Albeit a very light-hearted take on the tennis world, Tennis in the Face is an entertaining experience which sees you whacking tennis balls at unsuspecting victims. The clue is in the title really… The story goes that Explodz Inc, the manufacturer of an addictive energy drink, has taken over an unnamed city. It is your job, as ex-tennis superstar Pete Pagassi, to save the city from evil clowns, corrupt business folk and hipsters to name but a few. I knew there was something untrustworthy about those hipsters…
Each set of enemies have different quirks and defences; some cannot be attacked head-on, others take more than one hit to knock down.

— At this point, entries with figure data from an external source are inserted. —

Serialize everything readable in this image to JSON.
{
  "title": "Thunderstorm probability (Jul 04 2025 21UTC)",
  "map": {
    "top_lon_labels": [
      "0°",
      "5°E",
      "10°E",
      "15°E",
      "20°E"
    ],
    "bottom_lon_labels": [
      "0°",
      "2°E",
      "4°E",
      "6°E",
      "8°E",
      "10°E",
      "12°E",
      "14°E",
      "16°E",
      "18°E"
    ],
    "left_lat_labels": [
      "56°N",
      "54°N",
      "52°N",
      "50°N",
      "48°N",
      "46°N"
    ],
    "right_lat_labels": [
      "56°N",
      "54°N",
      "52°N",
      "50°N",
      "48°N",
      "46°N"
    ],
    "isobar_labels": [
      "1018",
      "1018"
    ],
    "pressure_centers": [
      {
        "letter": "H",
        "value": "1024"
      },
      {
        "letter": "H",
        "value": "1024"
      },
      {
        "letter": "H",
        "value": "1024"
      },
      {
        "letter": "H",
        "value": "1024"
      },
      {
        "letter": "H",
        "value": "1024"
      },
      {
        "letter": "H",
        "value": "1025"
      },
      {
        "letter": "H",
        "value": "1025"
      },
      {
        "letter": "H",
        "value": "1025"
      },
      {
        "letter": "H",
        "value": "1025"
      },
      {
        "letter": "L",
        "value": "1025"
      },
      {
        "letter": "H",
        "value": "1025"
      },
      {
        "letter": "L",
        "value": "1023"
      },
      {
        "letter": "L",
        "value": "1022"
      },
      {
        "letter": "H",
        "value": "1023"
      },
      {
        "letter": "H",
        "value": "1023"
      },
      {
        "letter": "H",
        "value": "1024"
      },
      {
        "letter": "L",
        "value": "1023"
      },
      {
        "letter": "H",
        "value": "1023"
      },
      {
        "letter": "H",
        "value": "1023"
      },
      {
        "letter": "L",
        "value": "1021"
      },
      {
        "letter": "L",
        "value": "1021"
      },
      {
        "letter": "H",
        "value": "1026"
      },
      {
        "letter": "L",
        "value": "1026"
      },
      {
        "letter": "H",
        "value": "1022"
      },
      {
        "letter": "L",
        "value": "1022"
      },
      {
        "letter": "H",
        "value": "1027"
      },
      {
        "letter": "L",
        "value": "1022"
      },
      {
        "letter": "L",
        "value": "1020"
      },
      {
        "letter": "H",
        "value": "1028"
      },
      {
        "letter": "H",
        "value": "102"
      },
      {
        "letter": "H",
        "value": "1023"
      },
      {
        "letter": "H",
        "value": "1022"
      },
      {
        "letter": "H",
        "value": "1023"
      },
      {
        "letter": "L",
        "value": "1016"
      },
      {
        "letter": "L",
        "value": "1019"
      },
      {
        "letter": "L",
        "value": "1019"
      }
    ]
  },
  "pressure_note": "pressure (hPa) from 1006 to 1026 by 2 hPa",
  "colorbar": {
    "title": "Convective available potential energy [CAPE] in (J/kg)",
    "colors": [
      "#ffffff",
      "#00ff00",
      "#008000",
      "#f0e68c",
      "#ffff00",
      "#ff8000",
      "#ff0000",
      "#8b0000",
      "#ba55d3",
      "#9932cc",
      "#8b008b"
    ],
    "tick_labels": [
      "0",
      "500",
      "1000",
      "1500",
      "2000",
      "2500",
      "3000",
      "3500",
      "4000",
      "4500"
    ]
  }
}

The task is to find the most efficient way of taking all enemies in each level down in the most efficient way, using as few tennis balls as possible. There are environmental hazards and objects which will both help and hinder you along the way.
Blocks of ice will shatter upon impact, opening up new routes, whilst crates of Explodz will explode when hit, knocking all down within blast range. Altogether there are over 100 levels to complete, each having a crown to collect from it when a certain score is surpassed. Collecting crowns grants you access to the next area of the city before your penultimate showdown with the Explodz factory.
The mechanics within the game are nothing new or ground-breaking but prove to be entertaining nonetheless. Your balls only bounce a finite amount of times (oo-er) meaning you have to find the sweet spot where they hit as many targets as possible before disappearing. This is both a fun and annoying challenge in equal measures.
The only nuance that I found here is that the game is better when using the touchscreen controls, which I don’t like. Given this has been on the mobile platforms this makes sense but if you’re gaming on the Switch it would make sense, to me, to opt for the use of sticks and buttons.